One of the biggest challenges for retailers and brands has been understanding how to monetise resale on their own platform. As with many retail innovations, technology is leading the way.
Leading tech integration Recurate has a bold vision – to enable brands to create their own resale platforms directly on their e-commerce sites. For retail as a whole, and especially small business, innovation such as this will ensure the industry moves forward meeting the needs of the customer as well as the planet.
Allowing customers to resell items they previously purchased from a brand or business on their e-commerce site offers a seamless, brand-loyal experience for consumers, as well as offering brands and retailers the potential to keep resale, a fast growing market, within their own business.
Wilson Griffin, co-founder and COO of Recurate, explains. “The resale market is growing 11 times faster than traditional retail, which is due to a combination of factors from customer demand for more sustainable and affordable ways of shopping, to advancements in technology that power resale.”
With fast growth in consumer purchasing, the case for adding resale to an existing business is becoming stronger.
Kate Peters, managing director of Beyond Retro, a UK-based, clothing company, explains why they’ve chosen to add resale to their shopping experience.
“We’re proud to offer our customers a conscious shopping choice with sustainable, affordable pieces that are all handpicked and on trend, but we believe every brand needs to take responsibility, and push themselves to become more circular”.
Going green is key
Any business that ignores the desire and necessity of becoming more sustainable does so at their peril. This innovative route to resale has the potential to transform the retail industry’s green credentials.
Peters adds: “we’re seeing a growing concern for the environmental impact of consumer choices, and customers are understanding a lot more about the complexities of sustainability. The future of fashion has to be circular, and resale programmes will be encouraging customers to do just that”.
With any new strand to a retail business’s offering there will be challenges to overcome. Wilson explains. “The challenge for brands to get into resale has been that it isn’t their expertise. These brands have been designed to make and sell new products. We become advisors to our brand partners, and most importantly, our technology makes it incredibly easy to launch a resale channel”.
Wilson adds that brands are “worried about protecting their customer experience”, however their technology integration allows brands to lead with their images, branding and product descriptions, making the experience of purchasing second hand “just as amazing as the experience of purchasing a new product.”
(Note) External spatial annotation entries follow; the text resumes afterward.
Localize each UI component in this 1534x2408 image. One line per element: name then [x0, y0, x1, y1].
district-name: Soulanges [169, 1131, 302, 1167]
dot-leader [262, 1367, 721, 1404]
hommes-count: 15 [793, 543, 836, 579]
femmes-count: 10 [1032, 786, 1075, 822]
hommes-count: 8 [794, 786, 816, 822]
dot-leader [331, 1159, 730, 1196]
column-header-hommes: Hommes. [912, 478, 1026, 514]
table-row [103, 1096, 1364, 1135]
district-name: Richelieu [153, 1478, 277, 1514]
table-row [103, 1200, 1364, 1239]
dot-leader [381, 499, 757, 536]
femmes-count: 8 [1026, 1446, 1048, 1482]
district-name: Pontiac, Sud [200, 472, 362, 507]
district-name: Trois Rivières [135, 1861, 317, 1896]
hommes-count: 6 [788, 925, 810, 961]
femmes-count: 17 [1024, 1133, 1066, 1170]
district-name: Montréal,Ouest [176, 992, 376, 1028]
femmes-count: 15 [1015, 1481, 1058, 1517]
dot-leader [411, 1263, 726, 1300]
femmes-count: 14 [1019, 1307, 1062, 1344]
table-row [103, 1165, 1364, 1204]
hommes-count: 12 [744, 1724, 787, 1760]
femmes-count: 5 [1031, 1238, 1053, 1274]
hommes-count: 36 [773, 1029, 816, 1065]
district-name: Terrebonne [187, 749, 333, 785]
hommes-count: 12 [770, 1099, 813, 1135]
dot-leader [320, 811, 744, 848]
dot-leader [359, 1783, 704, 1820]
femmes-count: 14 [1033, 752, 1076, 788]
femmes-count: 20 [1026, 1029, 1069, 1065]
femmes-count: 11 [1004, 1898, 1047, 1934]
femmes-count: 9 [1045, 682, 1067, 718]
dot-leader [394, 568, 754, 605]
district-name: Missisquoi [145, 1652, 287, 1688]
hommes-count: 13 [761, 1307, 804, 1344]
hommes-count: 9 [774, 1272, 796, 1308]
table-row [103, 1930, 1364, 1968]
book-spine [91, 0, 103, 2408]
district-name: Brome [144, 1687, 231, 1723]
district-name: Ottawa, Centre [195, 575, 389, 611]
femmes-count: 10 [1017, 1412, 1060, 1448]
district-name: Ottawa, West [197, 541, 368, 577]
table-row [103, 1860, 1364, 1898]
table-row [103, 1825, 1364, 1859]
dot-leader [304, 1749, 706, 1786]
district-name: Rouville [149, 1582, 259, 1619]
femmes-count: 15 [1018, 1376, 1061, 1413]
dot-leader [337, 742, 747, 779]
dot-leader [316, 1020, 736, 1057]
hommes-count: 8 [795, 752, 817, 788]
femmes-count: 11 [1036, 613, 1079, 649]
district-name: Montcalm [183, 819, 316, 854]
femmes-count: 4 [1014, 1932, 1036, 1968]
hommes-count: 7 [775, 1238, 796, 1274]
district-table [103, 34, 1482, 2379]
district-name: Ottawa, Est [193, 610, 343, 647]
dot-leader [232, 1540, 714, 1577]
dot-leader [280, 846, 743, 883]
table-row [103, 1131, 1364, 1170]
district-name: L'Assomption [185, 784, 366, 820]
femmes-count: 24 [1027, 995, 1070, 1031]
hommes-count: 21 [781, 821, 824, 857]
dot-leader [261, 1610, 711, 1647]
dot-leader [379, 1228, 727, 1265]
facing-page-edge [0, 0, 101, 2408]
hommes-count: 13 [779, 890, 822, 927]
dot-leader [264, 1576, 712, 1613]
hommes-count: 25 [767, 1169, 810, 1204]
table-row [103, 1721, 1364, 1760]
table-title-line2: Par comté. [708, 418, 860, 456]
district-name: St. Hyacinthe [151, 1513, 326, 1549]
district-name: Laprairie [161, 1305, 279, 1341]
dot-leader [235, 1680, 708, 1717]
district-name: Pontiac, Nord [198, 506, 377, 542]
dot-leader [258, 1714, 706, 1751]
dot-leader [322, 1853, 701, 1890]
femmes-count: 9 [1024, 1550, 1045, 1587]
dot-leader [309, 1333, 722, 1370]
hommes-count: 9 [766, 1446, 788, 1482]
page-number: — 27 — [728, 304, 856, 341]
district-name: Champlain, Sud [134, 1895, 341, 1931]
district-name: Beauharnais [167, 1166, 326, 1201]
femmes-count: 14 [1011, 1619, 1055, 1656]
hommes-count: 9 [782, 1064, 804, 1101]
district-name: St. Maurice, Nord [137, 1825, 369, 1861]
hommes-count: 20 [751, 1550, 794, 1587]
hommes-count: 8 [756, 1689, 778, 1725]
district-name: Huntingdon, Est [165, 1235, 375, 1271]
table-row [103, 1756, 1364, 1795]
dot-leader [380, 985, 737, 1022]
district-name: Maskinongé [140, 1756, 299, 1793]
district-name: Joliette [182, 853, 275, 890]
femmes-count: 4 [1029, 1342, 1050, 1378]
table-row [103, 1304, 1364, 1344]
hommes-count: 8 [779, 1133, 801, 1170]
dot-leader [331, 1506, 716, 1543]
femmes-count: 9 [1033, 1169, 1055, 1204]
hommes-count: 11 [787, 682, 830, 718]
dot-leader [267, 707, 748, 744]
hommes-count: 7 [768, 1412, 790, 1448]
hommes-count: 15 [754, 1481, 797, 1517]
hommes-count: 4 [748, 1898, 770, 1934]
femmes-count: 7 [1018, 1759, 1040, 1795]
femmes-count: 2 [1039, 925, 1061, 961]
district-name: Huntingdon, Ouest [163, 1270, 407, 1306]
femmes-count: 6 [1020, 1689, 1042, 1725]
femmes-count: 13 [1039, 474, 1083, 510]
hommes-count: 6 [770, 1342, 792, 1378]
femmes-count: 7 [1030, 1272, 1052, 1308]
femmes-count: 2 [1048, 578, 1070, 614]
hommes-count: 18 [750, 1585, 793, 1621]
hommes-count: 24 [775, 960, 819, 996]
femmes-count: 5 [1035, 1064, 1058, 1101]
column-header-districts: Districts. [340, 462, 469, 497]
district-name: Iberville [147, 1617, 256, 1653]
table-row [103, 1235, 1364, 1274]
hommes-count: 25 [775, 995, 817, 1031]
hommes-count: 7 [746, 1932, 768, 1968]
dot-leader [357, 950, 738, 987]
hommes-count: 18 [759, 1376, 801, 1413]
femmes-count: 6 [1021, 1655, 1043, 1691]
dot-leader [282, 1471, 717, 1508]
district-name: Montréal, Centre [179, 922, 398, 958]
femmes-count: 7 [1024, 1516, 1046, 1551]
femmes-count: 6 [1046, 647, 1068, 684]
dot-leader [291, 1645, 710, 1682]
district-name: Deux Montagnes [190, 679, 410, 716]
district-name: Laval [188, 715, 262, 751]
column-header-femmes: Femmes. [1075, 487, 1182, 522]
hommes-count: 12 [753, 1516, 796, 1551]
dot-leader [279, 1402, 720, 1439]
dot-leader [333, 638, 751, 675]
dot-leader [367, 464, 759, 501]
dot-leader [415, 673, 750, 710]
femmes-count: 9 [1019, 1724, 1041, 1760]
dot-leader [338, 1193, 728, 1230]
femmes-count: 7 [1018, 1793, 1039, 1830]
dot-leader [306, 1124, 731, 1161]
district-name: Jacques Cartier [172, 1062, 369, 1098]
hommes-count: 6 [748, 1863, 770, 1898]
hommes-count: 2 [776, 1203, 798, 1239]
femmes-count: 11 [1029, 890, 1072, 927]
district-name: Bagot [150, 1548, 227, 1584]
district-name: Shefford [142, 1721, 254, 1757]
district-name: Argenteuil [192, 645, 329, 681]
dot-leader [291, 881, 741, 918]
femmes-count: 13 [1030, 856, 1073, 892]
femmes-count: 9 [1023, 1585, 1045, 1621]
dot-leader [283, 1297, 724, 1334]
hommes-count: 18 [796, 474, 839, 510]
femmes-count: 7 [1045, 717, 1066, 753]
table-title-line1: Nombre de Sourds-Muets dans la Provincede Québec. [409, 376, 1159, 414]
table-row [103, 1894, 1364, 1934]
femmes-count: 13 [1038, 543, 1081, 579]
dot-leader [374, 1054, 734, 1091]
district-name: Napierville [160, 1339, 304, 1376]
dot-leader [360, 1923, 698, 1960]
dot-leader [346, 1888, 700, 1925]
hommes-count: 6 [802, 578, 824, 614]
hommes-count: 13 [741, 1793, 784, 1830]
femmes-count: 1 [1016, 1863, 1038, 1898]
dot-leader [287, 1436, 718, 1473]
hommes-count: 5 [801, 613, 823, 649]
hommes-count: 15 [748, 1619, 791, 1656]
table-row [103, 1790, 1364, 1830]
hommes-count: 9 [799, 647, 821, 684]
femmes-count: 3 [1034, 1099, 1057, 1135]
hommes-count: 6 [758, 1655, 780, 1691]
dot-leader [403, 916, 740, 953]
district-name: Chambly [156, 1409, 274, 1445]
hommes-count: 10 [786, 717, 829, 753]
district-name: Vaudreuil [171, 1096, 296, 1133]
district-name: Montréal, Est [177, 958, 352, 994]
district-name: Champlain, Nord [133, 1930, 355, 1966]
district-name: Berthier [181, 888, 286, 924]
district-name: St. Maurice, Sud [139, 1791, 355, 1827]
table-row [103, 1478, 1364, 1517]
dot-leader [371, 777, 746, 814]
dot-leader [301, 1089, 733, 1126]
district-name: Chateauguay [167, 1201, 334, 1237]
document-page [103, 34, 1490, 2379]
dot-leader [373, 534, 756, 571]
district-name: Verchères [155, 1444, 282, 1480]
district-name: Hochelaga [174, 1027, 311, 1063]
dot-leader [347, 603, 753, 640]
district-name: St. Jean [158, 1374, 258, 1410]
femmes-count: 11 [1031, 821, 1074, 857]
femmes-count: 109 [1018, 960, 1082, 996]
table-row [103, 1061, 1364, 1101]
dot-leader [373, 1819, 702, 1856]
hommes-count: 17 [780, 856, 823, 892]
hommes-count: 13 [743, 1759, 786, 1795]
Resale is a major conversation in the fashion industry and one of the fastest growing consumer behaviours. In the US alone, over 33million consumers bought second-hand apparel for the first time in 2020. The resale market is projected to double in the next 5 years, reaching $77billion. With the technology needed to power resale becoming more accessible to all, 2022 should be the year that all retailers and brands, both big and small, consider resale.